Sierra Nevada foothills of California, USA
Foothills of the San Gabriel Valley in Los Angeles County, California, USA
Rocky Mountain Foothills in British Columbia and Alberta, Canada
Silesian Foothills in Silesia, Poland
Sivalik Hills along the Himalayas in the Indian subcontinent
Catalina Foothills near Tucson, Arizona, USA
Appalachian foothills in Western North Carolina and Northwestern South Carolina, USA
Margalla hills near the Himalayas in Pakistan
The Duars, Chos and Terai on the foothills of Himalayas (India)
The foothills around Boise in Idaho, USA
'The foothills' of the Dandenong Ranges in Melbourne, Australia. Generally the area from Ferntree Gully/Boronia/The Basin through to Belgrave.
'The foothills' of the Blue Mountains in Sydney, Australia.
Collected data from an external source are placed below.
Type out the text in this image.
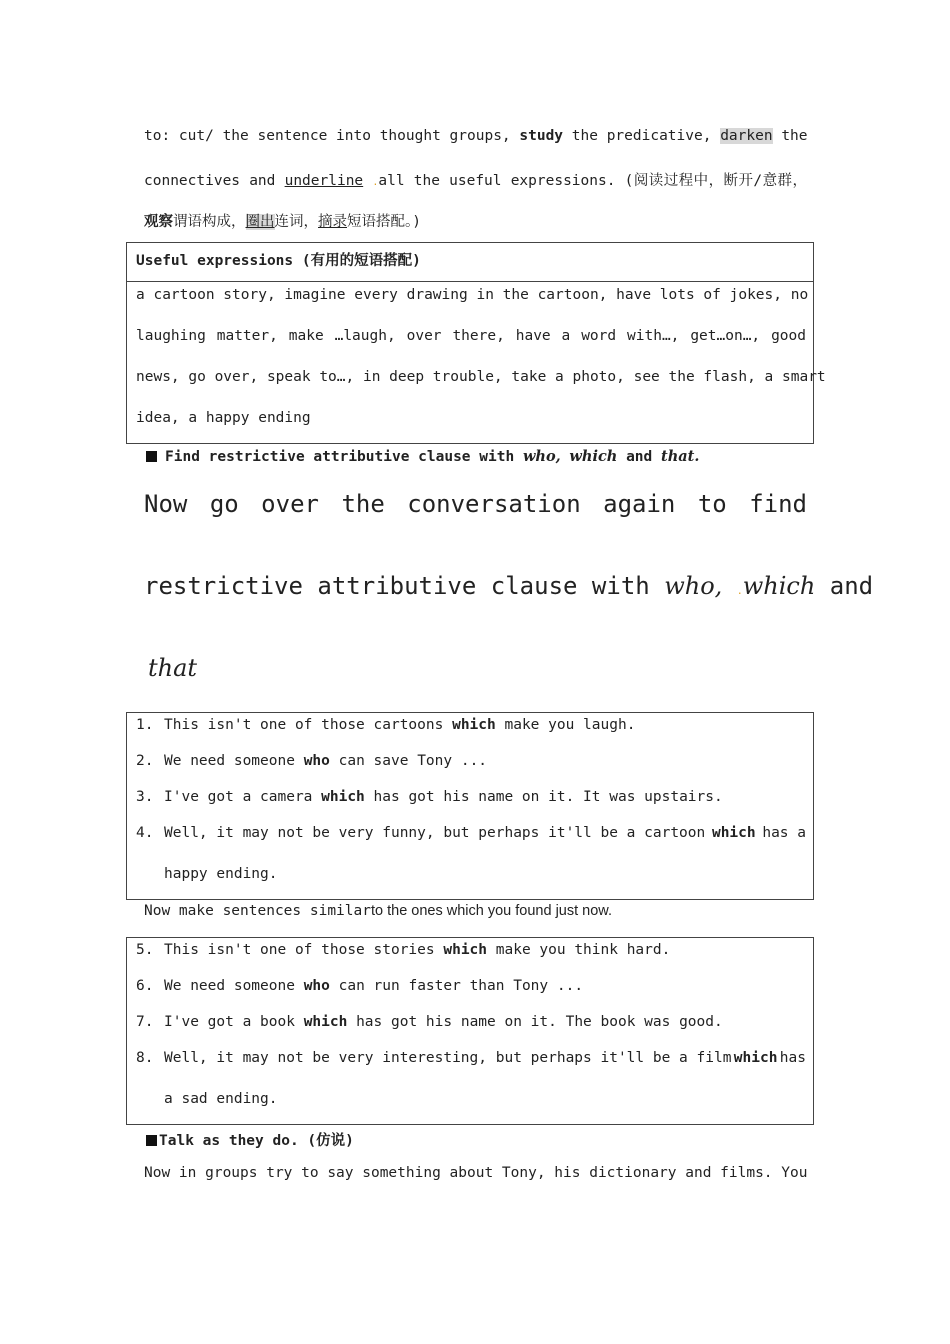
to: cut/ the sentence into thought groups, study the predicative, darken the
connectives and underline .all the useful expressions. (阅读过程中，断开/意群，
观察谓语构成，圈出连词，摘录短语搭配。)
Useful expressions (有用的短语搭配)
a cartoon story, imagine every drawing in the cartoon, have lots of jokes, no
laughing matter, make …laugh, over there, have a word with…, get…on…, good
news, go over, speak to…, in deep trouble, take a photo, see the flash, a smart
idea, a happy ending
Find restrictive attributive clause with who, which and that.
Now go over the conversation again to find
restrictive attributive clause with who, .which and
that
1. This isn't one of those cartoons which make you laugh.
2. We need someone who can save Tony ...
3. I've got a camera which has got his name on it. It was upstairs.
4. Well, it may not be very funny, but perhaps it'll be a cartoon which has a
happy ending.
Now make sentences similarto the ones which you found just now.
5. This isn't one of those stories which make you think hard.
6. We need someone who can run faster than Tony ...
7. I've got a book which has got his name on it. The book was good.
8. Well, it may not be very interesting, but perhaps it'll be a film which has
a sad ending.
Talk as they do. (仿说)
Now in groups try to say something about Tony, his dictionary and films. You
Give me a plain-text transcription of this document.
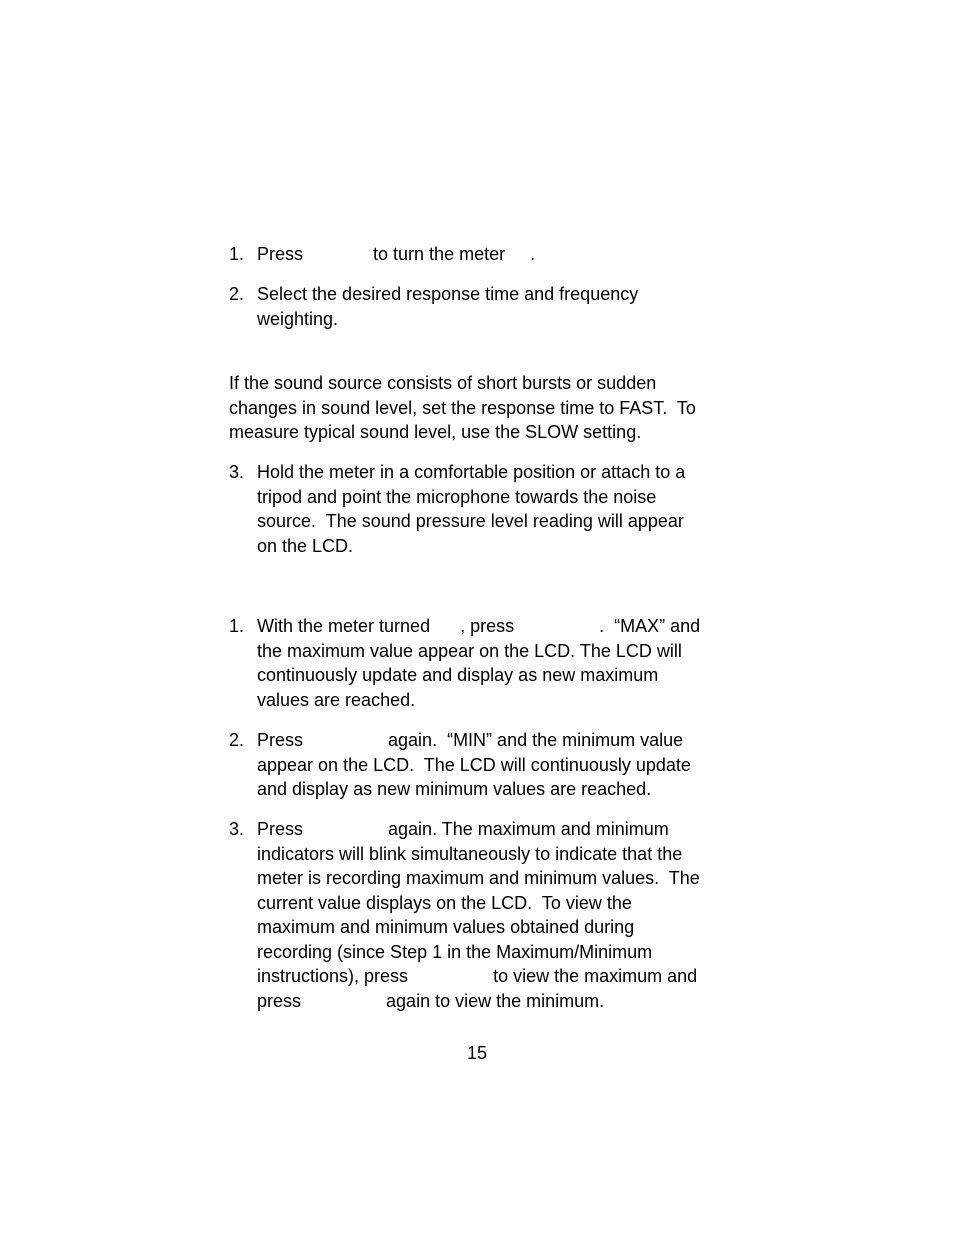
1. Press              to turn the meter     .
2. Select the desired response time and frequency
weighting.
If the sound source consists of short bursts or sudden
changes in sound level, set the response time to FAST.  To
measure typical sound level, use the SLOW setting.
3. Hold the meter in a comfortable position or attach to a
tripod and point the microphone towards the noise
source.  The sound pressure level reading will appear
on the LCD.
1. With the meter turned      , press                 .  “MAX” and
the maximum value appear on the LCD. The LCD will
continuously update and display as new maximum
values are reached.
2. Press                 again.  “MIN” and the minimum value
appear on the LCD.  The LCD will continuously update
and display as new minimum values are reached.
3. Press                 again. The maximum and minimum
indicators will blink simultaneously to indicate that the
meter is recording maximum and minimum values.  The
current value displays on the LCD.  To view the
maximum and minimum values obtained during
recording (since Step 1 in the Maximum/Minimum
instructions), press                 to view the maximum and
press                 again to view the minimum.
15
The foothills of the Southern Alps in Mid-Canterbury, New Zealand.
The Judean Foothills between the Judean Mountains and Mediterranean Coastline in Israel.

Synonyms
Another word for a foothill region is "piedmont", derived from "foot of the mount" in Romance languages. The Piedmont region of Italy lies in the foothills of the Alps, and several other foothills in other parts of the world are called "piedmont", and include:
The piedmont of the United States which consists of the eastern foothills of the Appalachian Mountains.

Ecosystems of piedmonts (foothills) are often known as submontane zones, relating to the higher montane ecosystems.